In deze zaak heeft de Rechtbank Den Haag op 14 februari 2022 uitspraak gedaan in een geschil tussen eiser, een inwoner van [woonplaats], en het college van burgemeester en wethouders van Zuidplas. Eiser had op 6 april 2020 aanvragen ingediend voor een bijstandsuitkering op grond van de Participatiewet (Pw) en voor bijzondere bijstand voor de kosten van de inrichting van zijn woning. De aanvragen werden door verweerder afgewezen op 28 april 2020, omdat eiser onvoldoende duidelijkheid had verschaft over zijn financiële situatie. Verweerder stelde dat de inkomens- en vermogenspositie van eiser onduidelijk was, waardoor het recht op bijstand niet kon worden vastgesteld.
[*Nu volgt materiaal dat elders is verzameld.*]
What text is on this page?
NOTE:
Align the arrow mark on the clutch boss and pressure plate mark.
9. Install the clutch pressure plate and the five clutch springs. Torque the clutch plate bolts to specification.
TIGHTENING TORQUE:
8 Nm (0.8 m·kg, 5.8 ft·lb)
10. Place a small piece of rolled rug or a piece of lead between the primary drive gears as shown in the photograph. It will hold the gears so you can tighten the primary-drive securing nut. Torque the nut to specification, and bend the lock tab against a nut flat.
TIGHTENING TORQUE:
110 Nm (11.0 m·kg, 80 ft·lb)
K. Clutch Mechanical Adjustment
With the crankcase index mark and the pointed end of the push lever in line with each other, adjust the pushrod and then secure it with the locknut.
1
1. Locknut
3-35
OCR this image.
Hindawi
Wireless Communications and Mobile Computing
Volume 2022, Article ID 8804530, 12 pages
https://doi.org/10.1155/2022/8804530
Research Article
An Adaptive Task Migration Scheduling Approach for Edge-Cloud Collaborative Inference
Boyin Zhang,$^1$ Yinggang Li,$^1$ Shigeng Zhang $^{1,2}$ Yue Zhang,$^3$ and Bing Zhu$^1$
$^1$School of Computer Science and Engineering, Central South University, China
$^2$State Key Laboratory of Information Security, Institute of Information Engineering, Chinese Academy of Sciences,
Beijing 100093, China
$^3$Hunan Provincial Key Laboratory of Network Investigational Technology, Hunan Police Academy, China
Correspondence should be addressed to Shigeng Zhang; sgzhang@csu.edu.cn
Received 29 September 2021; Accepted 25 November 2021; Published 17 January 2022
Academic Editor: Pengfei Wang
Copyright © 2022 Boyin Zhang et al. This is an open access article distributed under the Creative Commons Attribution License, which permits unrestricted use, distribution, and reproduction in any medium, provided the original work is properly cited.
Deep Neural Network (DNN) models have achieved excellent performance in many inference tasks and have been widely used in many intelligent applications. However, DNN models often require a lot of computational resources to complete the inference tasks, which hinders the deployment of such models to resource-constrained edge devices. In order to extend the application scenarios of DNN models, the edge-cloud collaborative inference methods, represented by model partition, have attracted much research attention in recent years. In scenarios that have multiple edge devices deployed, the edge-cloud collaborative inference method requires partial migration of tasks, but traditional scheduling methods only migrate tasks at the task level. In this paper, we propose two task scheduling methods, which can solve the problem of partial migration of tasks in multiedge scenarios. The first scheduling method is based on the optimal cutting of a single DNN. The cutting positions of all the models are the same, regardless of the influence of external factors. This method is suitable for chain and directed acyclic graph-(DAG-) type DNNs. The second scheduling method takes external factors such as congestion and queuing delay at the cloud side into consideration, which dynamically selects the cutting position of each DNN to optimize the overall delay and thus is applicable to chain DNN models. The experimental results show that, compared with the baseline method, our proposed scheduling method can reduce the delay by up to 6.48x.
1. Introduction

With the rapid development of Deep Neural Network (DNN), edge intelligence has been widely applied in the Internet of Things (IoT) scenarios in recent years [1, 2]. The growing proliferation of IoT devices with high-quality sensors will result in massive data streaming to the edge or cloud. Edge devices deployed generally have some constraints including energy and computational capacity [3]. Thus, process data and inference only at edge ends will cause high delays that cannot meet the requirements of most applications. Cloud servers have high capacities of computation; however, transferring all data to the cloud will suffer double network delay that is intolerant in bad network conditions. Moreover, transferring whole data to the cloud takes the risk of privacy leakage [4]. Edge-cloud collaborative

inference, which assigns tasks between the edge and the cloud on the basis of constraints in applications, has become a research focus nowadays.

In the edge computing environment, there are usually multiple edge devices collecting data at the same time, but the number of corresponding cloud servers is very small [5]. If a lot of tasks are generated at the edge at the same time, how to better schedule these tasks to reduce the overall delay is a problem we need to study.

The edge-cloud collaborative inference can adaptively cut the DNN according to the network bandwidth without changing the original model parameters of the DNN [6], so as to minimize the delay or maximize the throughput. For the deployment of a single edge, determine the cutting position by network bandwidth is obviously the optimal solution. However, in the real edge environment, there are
Eiser heeft tegen het besluit van verweerder bezwaar gemaakt, maar dit werd ongegrond verklaard in het bestreden besluit van 26 juni 2020. Eiser heeft vervolgens beroep ingesteld bij de rechtbank. Tijdens de zitting op 3 januari 2022, die via Skype plaatsvond, heeft eiser zijn standpunt toegelicht, bijgestaan door zijn gemachtigde. Verweerder was vertegenwoordigd door zijn gemachtigde en er was ook een tolk aanwezig.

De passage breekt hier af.